“What we see depends mainly on what we look for.”
― John Lubbock
Since becoming a mother, my perspective on so many things have changed. Things that used to seem so cut and dry to me are now often more complicated. Things that used to seem to complex and convoluted, now seem simple and obvious. Come to think of it, I am not sure how much of it is motherhood and how much of it is age.
I lived through the OJ Simpson saga. I remember being in college and watching the Bronco chase on the TV in our living room. I remember a professor wheeling in a large TV into our classroom on the day the verdict was read. I studied Communications and English Literature so I doubt it was a History class. I think it was just such a big part of our culture that the teacher wanted to make sure we know that history was in the making.
Twenty years later, I am watching the drama unfold all over again on the new FX mini-series.
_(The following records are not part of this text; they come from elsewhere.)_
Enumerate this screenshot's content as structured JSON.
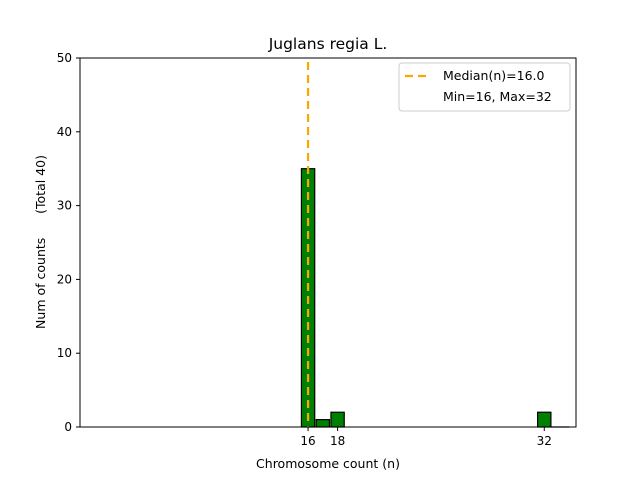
{
  "chart_data": {
    "type": "bar",
    "title": "Juglans regia L.",
    "xlabel": "Chromosome count (n)",
    "ylabel": "Num of counts      (Total 40)",
    "ylim": [
      0,
      50
    ],
    "xlim": [
      0.55,
      34.15
    ],
    "yticks": [
      0,
      10,
      20,
      30,
      40,
      50
    ],
    "xticks": [
      16,
      18,
      32
    ],
    "bin_width": 0.9,
    "bars": [
      {
        "x": 16,
        "value": 35
      },
      {
        "x": 17,
        "value": 1
      },
      {
        "x": 18,
        "value": 2
      },
      {
        "x": 32,
        "value": 2
      }
    ],
    "extra_baseline_end": 33.7,
    "median_line": {
      "x": 16,
      "label": "Median(n)=16.0"
    },
    "legend": {
      "placement": "upper right",
      "entries": [
        "Median(n)=16.0",
        "Min=16, Max=32"
      ]
    },
    "colors": {
      "bar": "#008000",
      "bar_edge": "#000000",
      "median": "#ffa500"
    },
    "grid": false
  }
}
I am fascinated by it still. This time, though, I do not really care about OJ Simpson. I care about his children. Where were they then? Where are they now? When I was in college, I do not even remember knowing that there were kids involved.
Last week, I watched a new Grey's Anatomy. I am fully aware that this show reached its peak YEARS ago, and yet I can't seem to let it go. Spoiler alert: Meredith was attacked. Spoiler alert: She is fine. Over the course of the episode, though, she was hospitalized for six weeks. Where were her kids? Who took care of them? What did she miss while she was away?
Is that perspective? Or is is that my life so much revolves around my girls that I can't imagine a story or an event or a blip in time without them? I am in the midst of planning Miranda's third birthday party and already anticipating how exciting the event will be. I am also wondering how to celebrate Allie's birthday this year. The year she should be turning five. Five! Kindergarten and sleepovers and school buses and so much more she will never get to experience.
Is it true that "what we see depends mainly on what we look for"? If I want to see the good in people, I do. When I chose to see the not-so-good, I do that as well. Is that perspective? Is it wisdom? Is it neither? Is it both?
I do not have all the answers. I doubt I ever will. I just thought it was interesting that my mind seems to gravitate now towards the children and what I, as a mom, would do in any given situation. I guess it's all a matter of perspective. And maybe the fact that I watch too much TV!